Una crisis, sí. De repente el equilibrio de su razón se había roto, el recuerdo del pasado la había sofocado. Quizá había actuado como una autómata, como una autómata había cogido el revólver de Ardusio, como una autómata estaba a punto de ir a buscar a aquel hombre.
—¿Cómo ha sucedido, Alina?
—No sé. Quizá aquel periódico, con su fotografía, he leído el artículo, me parecía haber olvidado y he empezado a estar inquieta… —Hablaba con cansancio, nada más debía tener importancia para ella—. He ido abajo, a la cocina de Ardusio, para no estar sola, después he visto el armario donde él tiene el revólver y lo he cogido… Luego me he dado cuenta de que he vuelto aquí, de que ya me había preparado para salir, de que había puesto el revólver en el bolso. Y entonces he estado a tiempo de huir, de salir.

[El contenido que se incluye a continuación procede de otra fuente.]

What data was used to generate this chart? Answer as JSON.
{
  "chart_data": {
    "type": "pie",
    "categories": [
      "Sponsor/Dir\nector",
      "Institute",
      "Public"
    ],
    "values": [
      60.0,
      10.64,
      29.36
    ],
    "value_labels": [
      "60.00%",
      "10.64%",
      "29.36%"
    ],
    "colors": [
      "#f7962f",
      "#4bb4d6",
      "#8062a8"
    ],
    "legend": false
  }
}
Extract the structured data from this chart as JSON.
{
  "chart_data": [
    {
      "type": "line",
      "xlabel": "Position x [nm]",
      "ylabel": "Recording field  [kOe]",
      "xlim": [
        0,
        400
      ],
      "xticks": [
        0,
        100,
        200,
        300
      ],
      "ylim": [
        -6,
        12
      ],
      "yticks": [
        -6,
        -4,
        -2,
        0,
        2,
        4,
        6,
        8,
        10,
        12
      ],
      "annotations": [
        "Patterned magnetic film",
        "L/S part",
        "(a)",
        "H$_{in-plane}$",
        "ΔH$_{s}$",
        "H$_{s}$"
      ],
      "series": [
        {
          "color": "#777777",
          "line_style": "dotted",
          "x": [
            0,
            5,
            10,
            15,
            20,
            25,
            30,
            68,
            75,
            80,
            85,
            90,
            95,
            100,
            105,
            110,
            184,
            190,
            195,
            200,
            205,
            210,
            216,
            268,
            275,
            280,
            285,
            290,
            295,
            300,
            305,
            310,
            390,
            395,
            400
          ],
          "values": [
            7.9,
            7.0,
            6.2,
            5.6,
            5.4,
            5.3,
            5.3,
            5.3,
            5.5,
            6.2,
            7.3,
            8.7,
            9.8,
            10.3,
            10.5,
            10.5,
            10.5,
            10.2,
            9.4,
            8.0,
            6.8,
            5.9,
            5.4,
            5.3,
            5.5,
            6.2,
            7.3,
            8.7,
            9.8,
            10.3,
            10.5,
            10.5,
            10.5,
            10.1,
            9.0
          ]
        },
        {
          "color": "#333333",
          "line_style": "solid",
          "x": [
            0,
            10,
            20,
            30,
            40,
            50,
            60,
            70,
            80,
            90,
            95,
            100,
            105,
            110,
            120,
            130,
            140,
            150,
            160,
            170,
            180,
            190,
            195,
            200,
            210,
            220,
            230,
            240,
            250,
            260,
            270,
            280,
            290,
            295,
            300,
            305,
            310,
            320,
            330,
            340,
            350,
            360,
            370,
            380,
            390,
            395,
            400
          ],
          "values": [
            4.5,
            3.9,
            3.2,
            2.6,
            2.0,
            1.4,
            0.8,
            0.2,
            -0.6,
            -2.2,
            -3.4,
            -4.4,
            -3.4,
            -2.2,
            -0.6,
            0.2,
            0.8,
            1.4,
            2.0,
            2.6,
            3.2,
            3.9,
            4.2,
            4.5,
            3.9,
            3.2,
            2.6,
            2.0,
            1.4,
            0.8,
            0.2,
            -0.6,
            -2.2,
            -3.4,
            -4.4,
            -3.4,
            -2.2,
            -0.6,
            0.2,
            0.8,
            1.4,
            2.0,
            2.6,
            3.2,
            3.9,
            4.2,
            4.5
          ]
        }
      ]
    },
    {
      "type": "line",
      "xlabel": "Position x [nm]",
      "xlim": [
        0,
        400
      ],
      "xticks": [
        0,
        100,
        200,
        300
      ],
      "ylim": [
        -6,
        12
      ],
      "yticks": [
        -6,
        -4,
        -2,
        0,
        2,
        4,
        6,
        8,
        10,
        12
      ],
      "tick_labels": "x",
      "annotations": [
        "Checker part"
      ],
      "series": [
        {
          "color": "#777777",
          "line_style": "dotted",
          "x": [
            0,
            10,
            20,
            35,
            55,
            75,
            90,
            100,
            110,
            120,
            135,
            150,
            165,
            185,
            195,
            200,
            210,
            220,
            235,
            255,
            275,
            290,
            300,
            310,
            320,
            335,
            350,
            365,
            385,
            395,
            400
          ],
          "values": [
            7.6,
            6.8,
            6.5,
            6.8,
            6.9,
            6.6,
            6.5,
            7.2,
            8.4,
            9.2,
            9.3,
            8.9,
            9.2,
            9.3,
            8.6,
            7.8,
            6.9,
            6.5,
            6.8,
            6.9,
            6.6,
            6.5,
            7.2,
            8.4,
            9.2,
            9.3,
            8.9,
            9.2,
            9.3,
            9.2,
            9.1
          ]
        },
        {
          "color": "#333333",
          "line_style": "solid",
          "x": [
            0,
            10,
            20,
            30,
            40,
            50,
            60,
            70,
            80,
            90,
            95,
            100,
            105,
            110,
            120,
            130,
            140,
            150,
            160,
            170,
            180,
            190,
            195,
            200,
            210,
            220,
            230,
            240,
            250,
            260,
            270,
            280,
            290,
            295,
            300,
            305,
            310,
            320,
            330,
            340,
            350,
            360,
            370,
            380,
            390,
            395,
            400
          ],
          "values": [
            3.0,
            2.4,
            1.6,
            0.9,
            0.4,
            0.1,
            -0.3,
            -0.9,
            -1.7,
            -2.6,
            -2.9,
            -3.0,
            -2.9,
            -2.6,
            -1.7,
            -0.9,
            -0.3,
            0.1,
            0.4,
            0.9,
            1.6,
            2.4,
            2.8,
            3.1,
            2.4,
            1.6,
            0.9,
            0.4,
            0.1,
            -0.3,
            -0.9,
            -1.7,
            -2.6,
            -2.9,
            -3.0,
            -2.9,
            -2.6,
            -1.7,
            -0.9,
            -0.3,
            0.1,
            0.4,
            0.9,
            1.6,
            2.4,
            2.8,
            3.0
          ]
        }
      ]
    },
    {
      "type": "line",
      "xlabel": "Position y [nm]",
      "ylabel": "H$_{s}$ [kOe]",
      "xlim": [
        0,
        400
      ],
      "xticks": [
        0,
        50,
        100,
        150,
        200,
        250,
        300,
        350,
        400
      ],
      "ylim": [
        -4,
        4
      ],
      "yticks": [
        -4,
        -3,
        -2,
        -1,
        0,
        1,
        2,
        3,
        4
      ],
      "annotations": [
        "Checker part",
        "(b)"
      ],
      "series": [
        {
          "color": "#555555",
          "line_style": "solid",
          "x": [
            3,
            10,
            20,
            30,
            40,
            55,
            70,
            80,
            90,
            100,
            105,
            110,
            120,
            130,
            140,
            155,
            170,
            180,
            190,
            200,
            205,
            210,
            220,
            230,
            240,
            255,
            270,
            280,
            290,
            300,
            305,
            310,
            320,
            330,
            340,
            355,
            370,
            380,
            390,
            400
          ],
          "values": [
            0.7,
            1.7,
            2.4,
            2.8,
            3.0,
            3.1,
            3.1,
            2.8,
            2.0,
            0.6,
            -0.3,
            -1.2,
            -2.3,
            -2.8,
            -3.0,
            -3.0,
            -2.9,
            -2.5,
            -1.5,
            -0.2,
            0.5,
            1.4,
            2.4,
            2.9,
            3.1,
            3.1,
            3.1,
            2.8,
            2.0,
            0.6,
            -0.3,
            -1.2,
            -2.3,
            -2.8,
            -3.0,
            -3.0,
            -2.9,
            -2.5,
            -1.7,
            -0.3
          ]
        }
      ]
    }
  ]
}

—¿Desde cuándo no habías tenido una crisis como ésta?
—Desde hace dos años, casi… El profesor me decía que no estaba convencido, que todavía no me creía, por eso huí del hospital, porque creía que estaba curada, pero él tenía razón.
Estéfano miró el bolso que estaba en la silla. Después lo abrió, cogió el revólver y se lo puso en el bolsillo. Se fue al despacho, cogió la botella de coñac del armario, llenó medio vaso y volvió al lado de Alina.
—Bebe.
Ella se sobresaltó.
—¿Qué es?
—Coñac.
Alina lo bebió a pequeños sorbos, lentamente. Cuando dejó el vaso en la mesita de noche le dijo él:
—Mírame.
Con mucho esfuerzo ella levantó la mirada hacia él, pero sólo por un instante.
—Mírame.
Esta vez ella le miró más rato.
—Has sido valiente, Alina —dijo él—, has tenido una crisis, pero la has superado por ti misma. A esta hora podrías estar ya en el tren, con el revólver en el bolso, pero te has vencido, y estás aquí. Estás curada, Alina. Quien se sabe dominar está sano, es perfectamente normal.
Alina movió la cabeza.
—Eres muy bueno, Estéfano, pero tampoco tú crees lo que dices.
Era verdad. El golpe para él había sido brusco. Volvió a ver los ojillos negros, profundos, de ratón astuto, del director del manicomio, volvió a oír su voz un poco gorgoteante: «Hay heridas del alma que no se cicatrizan, que permanecen abiertas toda la vida. Mire aquella muchacha, es mi secretaria, se llama Alina, pertenece a una acomodada familia, y realiza casi la mitad de mi trabajo y lo realiza bien, con cuidado, con inteligencia, pero de repente algo se desvanece en ella, toma el primer objeto que encuentra, un cortapapeles, unas tijeras, y quiere marcharse de aquí, a matar a uno que…». Estéfano se sacó el revólver del bolsillo.
—Debes ir a poner este revólver donde lo has cogido, sin que Ardusio te vea. Si descubre una cosa como ésta, cogerá demasiado miedo y nos echará fuera a los dos.
También podía ocurrir que ella fingiese dejar en su sitio el revólver y que en cambio se lo guardase, pero debía correr aquel riesgo para demostrarle que tenía confianza en ella, que estaba seguro de que estaba curada.
Y efectivamente vio que el ojo se le encendía un poco de alegría.
—Perdóname, Estéfano.
—Ve ahora, Ardusio debe haber ido a la hostería.